Federal transit officials this week signed off on an environmental impact study of the Green Line Extension, clearing an incremental hurdle for the project as it plods toward fruition, state planners announced.
Without the environmental thumbs-up, the project would lose a shot at $557 million in federal New Starts grants requested by the state and currently under review by the Federal Transit Authority. In its grant application, MassDOT also previewed what it said could be likely long-term options for funding transportation costs, most of which are politically difficult and depend on legislative action before the start of the next fiscal year.
The menu of revenue options so far include suggestions of tying the gas tax to inflation, boosting parking and vehicle registration fees, dedicating some gaming revenue to transportation costs, and taxing motorists 1-cent for every mile they drive.
Last month, the FTA gave preliminary approval for the more than half-billion dollars in cash grants, a half-step toward paying for preparatory engineering and planning, while final approval for the money still pends.
"The New Starts program is one of the most competitive funding programs in the nation, and MassDOT and the MBTA have spent four years preparing application materials in support of the Green Line Extension," according to the MBTA, in a statement released by the Green Line project team. "Preliminary approval under the New Starts program is a major step forward for the Green Line Extension project."
But the federal money is by no means guaranteed, and could hinge on if -- and when -- the state acts to take control of its transportation future. Doubts still linger about how Massachusetts lawmakers will decide to pay for the state's $777 million share of the line's estimated $1.33 billion total price tag.
Of the $777 million, plans call for the state to borrow roughly $558 million through bonding, with the remaining $218 million to come from the state's general fund, revenue that must be raised and sustained, according to a letter from a top New England FTA administrator to Richard A. Davey, state Department of Transportation Secretary.
In the June 11 message announcing the preliminary funding approval to pay for design costs, Mary Beth Mello, the FTA's regional transportation administrator, called the the Green Line Extension financing scheme satisfactory, but said "... the current financial plan assumes several large new, uncommitted funding sources ..." she wrote.
The obligation to pay for a portion of the project has vexed lawmakers, who have been at odds over how to solve what critics in the state call a transportation funding crisis. The legislature will be up against a bevy of debts and obligations, including the recently adjusted $24.3 billion estimate of long-term Big-Dig costs, which hikes annual debt service owed by the state beyond $440 million.

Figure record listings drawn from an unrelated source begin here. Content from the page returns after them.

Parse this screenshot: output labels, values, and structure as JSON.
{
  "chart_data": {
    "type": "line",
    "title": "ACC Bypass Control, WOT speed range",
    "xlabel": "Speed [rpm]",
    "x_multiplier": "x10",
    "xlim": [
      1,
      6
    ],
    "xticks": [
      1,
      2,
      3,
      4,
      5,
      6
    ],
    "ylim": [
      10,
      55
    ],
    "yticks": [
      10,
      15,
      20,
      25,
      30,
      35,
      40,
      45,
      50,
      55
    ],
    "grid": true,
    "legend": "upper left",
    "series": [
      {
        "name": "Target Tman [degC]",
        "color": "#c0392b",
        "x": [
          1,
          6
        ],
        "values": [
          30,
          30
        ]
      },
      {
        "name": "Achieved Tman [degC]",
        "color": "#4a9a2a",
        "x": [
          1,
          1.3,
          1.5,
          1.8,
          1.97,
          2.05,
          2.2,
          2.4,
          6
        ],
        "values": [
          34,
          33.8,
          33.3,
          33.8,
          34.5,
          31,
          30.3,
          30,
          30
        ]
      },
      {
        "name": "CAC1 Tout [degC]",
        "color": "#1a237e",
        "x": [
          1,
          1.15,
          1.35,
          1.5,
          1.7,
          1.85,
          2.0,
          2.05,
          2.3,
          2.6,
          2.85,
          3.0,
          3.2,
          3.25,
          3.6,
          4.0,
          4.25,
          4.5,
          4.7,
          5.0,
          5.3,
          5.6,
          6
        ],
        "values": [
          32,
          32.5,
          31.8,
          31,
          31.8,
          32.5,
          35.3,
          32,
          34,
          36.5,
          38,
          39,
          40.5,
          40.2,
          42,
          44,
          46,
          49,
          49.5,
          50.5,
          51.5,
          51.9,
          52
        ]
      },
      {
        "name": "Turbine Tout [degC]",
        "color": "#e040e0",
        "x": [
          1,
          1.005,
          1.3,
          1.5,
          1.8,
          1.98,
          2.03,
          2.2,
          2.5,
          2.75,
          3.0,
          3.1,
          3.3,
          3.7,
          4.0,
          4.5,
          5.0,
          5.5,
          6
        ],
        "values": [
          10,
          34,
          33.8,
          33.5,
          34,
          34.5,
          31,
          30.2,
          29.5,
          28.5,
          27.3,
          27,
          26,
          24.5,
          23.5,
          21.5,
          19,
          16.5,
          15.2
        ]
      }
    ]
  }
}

Also a consideration will be the MBTA's $1.6 billion in debt left over from the defunct Massachusetts Turnpike Authority; and an estimated $20 billion maintenance backlog for transportation infrastructure state-wide.
The Green Line Extension was ordered built as part of a lawsuit won by environmental advocates who argued the Big Dig brought unexpected environmental and health risks to the communities that border Interstate 93 near the tunnel. If constructed to its current specifications, trolley service would extend through Somerville to Route 16/College Avenue in Medford, and would also branch through Union Square in Somerville.
The original court order called for the project to be completed by 2014, but planners last August revised their expectations, saying train service to seven new stations on the more than four miles of new track could start no sooner than 2018, with an outside projected start date of 2020.
Combined with a 23 percent hike of most MBTA fares by that took effect July 1, pressure has continued to build on Governor Deval Patrick, Davey, and the state legislature to find a permanent transportation funding source before the end of the next fiscal year on June 30, 2013.
Much of the financial reforms are also called for by the federal authorities, who have final review over the hundreds of millions in grants necessary to build the 4.3 mile light-rail line. In her letter, Mello said that the most feasible long-term funding strategies MassDOT suggested in its grant application include transferring to the state the MBTA's $1.6 billion in legacy debt, a 1-cent per mile tax on vehicle travel in Massachusetts, and, dedicating new casino gambling revenue to transportation costs. She dismissed suggestions of increasing new parking fees for commuters and commercial vehicles, and a handful of other financial tweaks deemed impractical or ineffective.
Mello deemed unworkable as revenue streams, however, further hikes to MBTA fares and fees; a scheme to charge commercial vehicles' parking fees; and a plan to tie increases in the gas tax to the rate of inflation. Davey, in previous statements, has said this year's hike in fares and cuts to service are a one-year fix to a perennial problem that the state must address before June 30, 2013.
"Considerable progress on gaining commitment of new sources of [state] funding will be necessary before FTA will contemplate approval of the project into [final design]," Mello wrote.